Isn’t this censorship? After all, this means machines decide what I can and cannot say.
It’s not really the robot that decides what you can and cannot write, but the people who created it. It’s like asking whether you not getting enough sleep is the fault of your neighbor or their drill. In both cases, the machine is but a tool used by humans to accomplish a task.
Do robots make the decision to delete toxic content?
That depends on the tasks given to the algorithm. Usually, algorithms not only report whether a comment is toxic or not, but also denote their level of confidence in the result. For that reason, comments that the algorithm is confident are toxic are deleted automatically; others are sent over to human moderators for further consideration. The number of texts that are removed automatically (or whether they’re removed at all) is up to each specific company’s policy and existing user agreements.
Are algorithms universal or does each website or network need a custom one?

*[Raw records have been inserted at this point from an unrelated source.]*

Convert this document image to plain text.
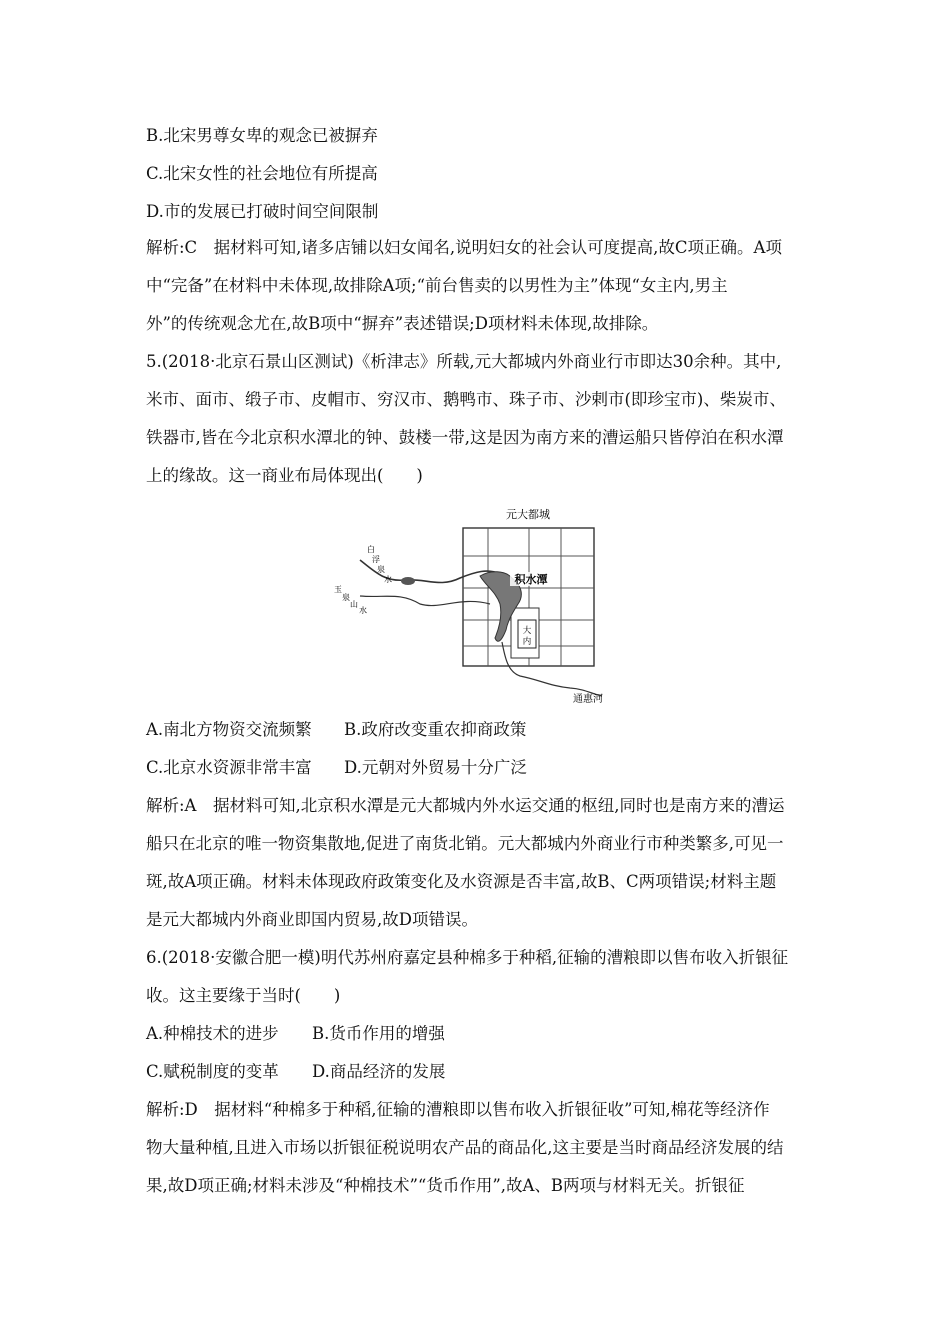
B.北宋男尊女卑的观念已被摒弃
C.北宋女性的社会地位有所提高
D.市的发展已打破时间空间限制
解析:C　据材料可知,诸多店铺以妇女闻名,说明妇女的社会认可度提高,故C项正确。A项
中“完备”在材料中未体现,故排除A项;“前台售卖的以男性为主”体现“女主内,男主
外”的传统观念尤在,故B项中“摒弃”表述错误;D项材料未体现,故排除。
5.(2018·北京石景山区测试)《析津志》所载,元大都城内外商业行市即达30余种。其中,
米市、面市、缎子市、皮帽市、穷汉市、鹅鸭市、珠子市、沙剌市(即珍宝市)、柴炭市、
铁器市,皆在今北京积水潭北的钟、鼓楼一带,这是因为南方来的漕运船只皆停泊在积水潭
上的缘故。这一商业布局体现出(　　)
元大都城
大
内
积水潭
通惠河
白
浮
泉
水
玉
泉
山
水
A.南北方物资交流频繁 B.政府改变重农抑商政策
C.北京水资源非常丰富 D.元朝对外贸易十分广泛
解析:A　据材料可知,北京积水潭是元大都城内外水运交通的枢纽,同时也是南方来的漕运
船只在北京的唯一物资集散地,促进了南货北销。元大都城内外商业行市种类繁多,可见一
斑,故A项正确。材料未体现政府政策变化及水资源是否丰富,故B、C两项错误;材料主题
是元大都城内外商业即国内贸易,故D项错误。
6.(2018·安徽合肥一模)明代苏州府嘉定县种棉多于种稻,征输的漕粮即以售布收入折银征
收。这主要缘于当时(　　)
A.种棉技术的进步 B.货币作用的增强
C.赋税制度的变革 D.商品经济的发展
解析:D　据材料“种棉多于种稻,征输的漕粮即以售布收入折银征收”可知,棉花等经济作
物大量种植,且进入市场以折银征税说明农产品的商品化,这主要是当时商品经济发展的结
果,故D项正确;材料未涉及“种棉技术”“货币作用”,故A、B两项与材料无关。折银征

Generalized algorithms and the way they’re trained are more or less the same for everyone. Each specific algorithm used by a particular company is usually developed, trained, and tuned based on the circumstances and available resources. At the foundation are the latest developments employed by tech giants such as Google and Facebook, which regularly share entirely new algorithms, models, and architectures developed by their research departments. Regular researchers and specialists at small companies can’t contend with the big names, as almost all modern solutions (unless we’re talking about low-resource languages) require massive computing power. But even the most advanced algorithms don’t take local characteristics into account, so there’s always room for improvement when you’re dealing with a specific task.